Слева от нее розовощекий юнец — помнится, она встречала его где-то в городе — пискливым голоском раздраженно растолковывает кому-то: он же сказал Крису, что не может подставить ему плечо, тот обратился не по адресу.
Заметив, что Белла на него смотрит, он умолкает и поворачивается к ней.
— А у нас, знаете ли, много общего, — сообщает он. — То есть, помимо того, что само собой разумеется. — Не в силах представить себе, что же — само собой разумеется — их объединяет, она без особого интереса ждет, что он еще скажет. — Мы лечимся у одного врача, великого Лангсбаума.
— Слишком вы молоды для артрита, — осаживает его Белла.
— Конечно же, я для артрита слишком молод, но артриту до этого нет дела. Как бы то ни было, Лангсбаум рассказал мне, что среди его пациентов есть и малые дети, и кое-кто из них к десяти уже стал калекой. Вот ужас-то, правда?
Она соглашается. Задается вопросом: делали ли ему вливания золота и помогли ли они ему в отличие от нее. Боль, даже пока они соболезнуют друг другу, пронзает бедра, отдает в плечо, ложку ко рту и то подносить не хочется — так это мучительно.
— Мне говорили, что вишни творят чудеса, но чтобы они помогли, надо съесть не меньше тонны, — говорит он.
Она кривится.
— Благодарствую, я отказалась от знахарских панацей, сыта ими по горло.
А вот от чего она не отказалась бы — это от болезни поэффектнее, такой, чтобы прикончила одним махом, а не мало-помалу. Завтра та девчушка с розоволепестковой кожей в не вяжущейся с ней косухе приступит к своим обязанностям, но Белла даже думать об этом себе не позволяет. А когда все же думает, ей видятся такие девчушки, одна за другой, целая армия девчушек, бесконечная вереница помощниц, вторгающихся в ее жизнь. Утром просыпаешься, они — тут как тут, у твоей постели, вечером — изволь слушать про их планы на будущее. Даже мысль, что ее станут высаживать на толчок, пугает ее меньше, чем эта перспектива.

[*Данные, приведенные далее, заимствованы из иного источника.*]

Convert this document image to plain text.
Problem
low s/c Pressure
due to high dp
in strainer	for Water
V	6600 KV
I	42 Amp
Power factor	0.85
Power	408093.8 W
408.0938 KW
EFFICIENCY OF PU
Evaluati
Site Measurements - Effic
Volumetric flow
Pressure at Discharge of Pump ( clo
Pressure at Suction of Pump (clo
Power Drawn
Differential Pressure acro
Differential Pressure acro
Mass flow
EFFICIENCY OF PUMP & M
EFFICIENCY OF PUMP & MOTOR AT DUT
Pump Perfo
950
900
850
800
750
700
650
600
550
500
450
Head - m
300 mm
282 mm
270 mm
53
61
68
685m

— Поговорим о чем-нибудь более веселом, — предлагает она, когда официант вносит баранину на ребрышках, разговор, однако, переключается на катастрофы глобального масштаба: уничтожение дождевых лесов, парниковый эффект, распространение атомного оружия. Когда рассуждаешь о всеобщей гибели, сокрушаешься о судьбе планеты, а не о своей, это помогает отвлечься. Но мысль о девчушке никуда не уходит. После девчушки придет черед сиделок, медбратьев, толкающих инвалидное кресло: вот какое будущее надвигается, и боль в суставах — его предвестие.
После мусса из белого шоколада, увенчанного веточкой мяты, гости отодвигают стулья, стекаются к ней. Эрнеста, отмечает она, тоже окружают поклонники, нагибаются пониже, чтобы его расслышать. Ей рассказывают, как осрамились Эндрю Дэнфорт и его последняя жена: они обвинили гостившего у них приятеля в том, что он украл один из ранних рисунков Дэнфорта, на самом же деле горничная сняла рисунок, чтобы стереть пыль, и не вернула на место. Сплетня ее порадовала, как и всякий чернящий Эндрю рассказ, но сегодня ей едва удается выжать из себя улыбку. Старые распри выдохлись, как выдохлась и она.

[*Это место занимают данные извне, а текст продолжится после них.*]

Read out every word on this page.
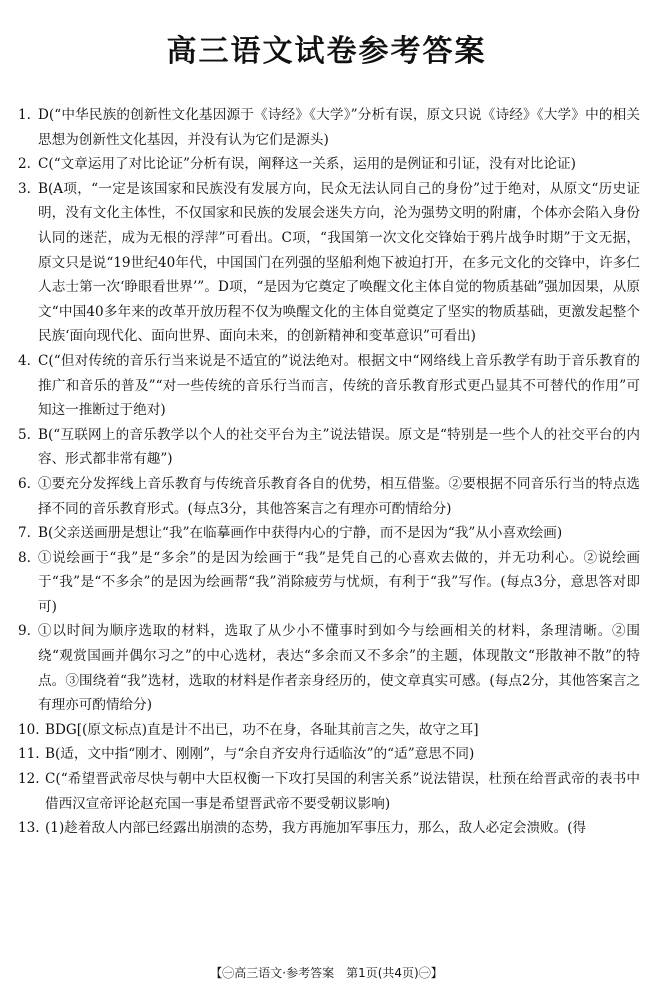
高三语文试卷参考答案
1. D(“中华民族的创新性文化基因源于《诗经》《大学》”分析有误，原文只说《诗经》《大学》中的相关思想为创新性文化基因，并没有认为它们是源头)
2. C(“文章运用了对比论证”分析有误，阐释这一关系，运用的是例证和引证，没有对比论证)
3. B(A项，“一定是该国家和民族没有发展方向，民众无法认同自己的身份”过于绝对，从原文“历史证明，没有文化主体性，不仅国家和民族的发展会迷失方向，沦为强势文明的附庸，个体亦会陷入身份认同的迷茫，成为无根的浮萍”可看出。C项，“我国第一次文化交锋始于鸦片战争时期”于文无据，原文只是说“19世纪40年代，中国国门在列强的坚船利炮下被迫打开，在多元文化的交锋中，许多仁人志士第一次‘睁眼看世界’”。D项，“是因为它奠定了唤醒文化主体自觉的物质基础”强加因果，从原文“中国40多年来的改革开放历程不仅为唤醒文化的主体自觉奠定了坚实的物质基础，更激发起整个民族‘面向现代化、面向世界、面向未来，的创新精神和变革意识”可看出)
4. C(“但对传统的音乐行当来说是不适宜的”说法绝对。根据文中“网络线上音乐教学有助于音乐教育的推广和音乐的普及”“对一些传统的音乐行当而言，传统的音乐教育形式更凸显其不可替代的作用”可知这一推断过于绝对)
5. B(“互联网上的音乐教学以个人的社交平台为主”说法错误。原文是“特别是一些个人的社交平台的内容、形式都非常有趣”)
6. ①要充分发挥线上音乐教育与传统音乐教育各自的优势，相互借鉴。②要根据不同音乐行当的特点选择不同的音乐教育形式。(每点3分，其他答案言之有理亦可酌情给分)
7. B(父亲送画册是想让“我”在临摹画作中获得内心的宁静，而不是因为“我”从小喜欢绘画)
8. ①说绘画于“我”是“多余”的是因为绘画于“我”是凭自己的心喜欢去做的，并无功利心。②说绘画于“我”是“不多余”的是因为绘画帮“我”消除疲劳与忧烦，有利于“我”写作。(每点3分，意思答对即可)
9. ①以时间为顺序选取的材料，选取了从少小不懂事时到如今与绘画相关的材料，条理清晰。②围绕“观赏国画并偶尔习之”的中心选材，表达“多余而又不多余”的主题，体现散文“形散神不散”的特点。③围绕着“我”选材，选取的材料是作者亲身经历的，使文章真实可感。(每点2分，其他答案言之有理亦可酌情给分)
10. BDG[(原文标点)直是计不出已，功不在身，各耻其前言之失，故守之耳]
11. B(适，文中指“刚才、刚刚”，与“余自齐安舟行适临汝”的“适”意思不同)
12. C(“希望晋武帝尽快与朝中大臣权衡一下攻打吴国的利害关系”说法错误，杜预在给晋武帝的表书中借西汉宣帝评论赵充国一事是希望晋武帝不要受朝议影响)
13. (1)趁着敌人内部已经露出崩溃的态势，我方再施加军事压力，那么，敌人必定会溃败。(得
【㊀高三语文·参考答案　第1页(共4页)㊀】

Головокружение возвращается, хотелось бы списать его на выпитое за ужином вино, но она знает: не в вине дело. Сосуды мозга остекленели, кислород не проходит. Вдруг ее молитвы и будут услышаны. Она кивает Монике, чья галерея оплатила ужин, говорит, что ей пора.

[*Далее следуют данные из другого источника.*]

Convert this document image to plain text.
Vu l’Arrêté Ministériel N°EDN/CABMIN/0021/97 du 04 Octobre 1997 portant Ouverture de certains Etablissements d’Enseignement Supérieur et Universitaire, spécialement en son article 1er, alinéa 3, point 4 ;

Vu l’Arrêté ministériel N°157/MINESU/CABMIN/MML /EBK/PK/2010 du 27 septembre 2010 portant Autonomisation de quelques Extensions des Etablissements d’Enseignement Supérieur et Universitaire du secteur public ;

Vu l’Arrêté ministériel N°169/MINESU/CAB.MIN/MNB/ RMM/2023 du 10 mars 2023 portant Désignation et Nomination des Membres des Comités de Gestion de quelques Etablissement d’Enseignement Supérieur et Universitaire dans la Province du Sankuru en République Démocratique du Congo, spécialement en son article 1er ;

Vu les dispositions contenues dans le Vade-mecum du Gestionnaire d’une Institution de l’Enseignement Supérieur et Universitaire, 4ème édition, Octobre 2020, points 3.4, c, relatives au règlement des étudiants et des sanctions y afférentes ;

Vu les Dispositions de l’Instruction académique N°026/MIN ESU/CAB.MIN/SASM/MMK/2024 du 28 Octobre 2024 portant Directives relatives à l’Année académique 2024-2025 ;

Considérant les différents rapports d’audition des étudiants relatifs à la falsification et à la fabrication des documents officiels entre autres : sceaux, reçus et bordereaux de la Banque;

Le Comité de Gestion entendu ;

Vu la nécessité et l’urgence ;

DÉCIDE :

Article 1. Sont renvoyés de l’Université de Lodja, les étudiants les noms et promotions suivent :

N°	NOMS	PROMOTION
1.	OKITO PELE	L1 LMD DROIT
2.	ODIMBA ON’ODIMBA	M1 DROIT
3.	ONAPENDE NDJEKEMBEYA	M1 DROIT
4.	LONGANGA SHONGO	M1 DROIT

— Ну как можно, — сокрушается Моника. — Нельзя же уйти посреди своего чествования. Что-нибудь не так?
— Все замечательно, — Белла треплет ее по руке. — Просто я старая, быстро устаю, и мне надо бы прилечь.
— Тебе никогда не быть старой, — упорствует Моника.
Однако вызывается отвезти Беллу и отказа не принимает, хоть Белла и уговаривает ее не покидать гостей. Артритный юнец помогает Белле встать, неспешно ведет ее к двери. Все сгрудились вокруг нее, чмокают в щеки, долго, до боли, жмут руку. Она — чудо, твердят они, под конец это звучит уже как надгробная речь, последнее «прости».
— Проводить тебя наверх? — справляется Моника, когда они подъезжают к дому Беллы, но Белла уговаривает ее вернуться в ресторан.
— Точно?
— Точно-точно. Ничего со мной не случится, я всегда поднимаюсь сама.
А о том, что послезавтра она уже не смогла бы так сказать, умалчивает. И Моника после суматошного обмена поцелуями и благодарностями отбывает. Теперь остается только втащиться наверх, выпростаться — в последний раз — из платья своими силами.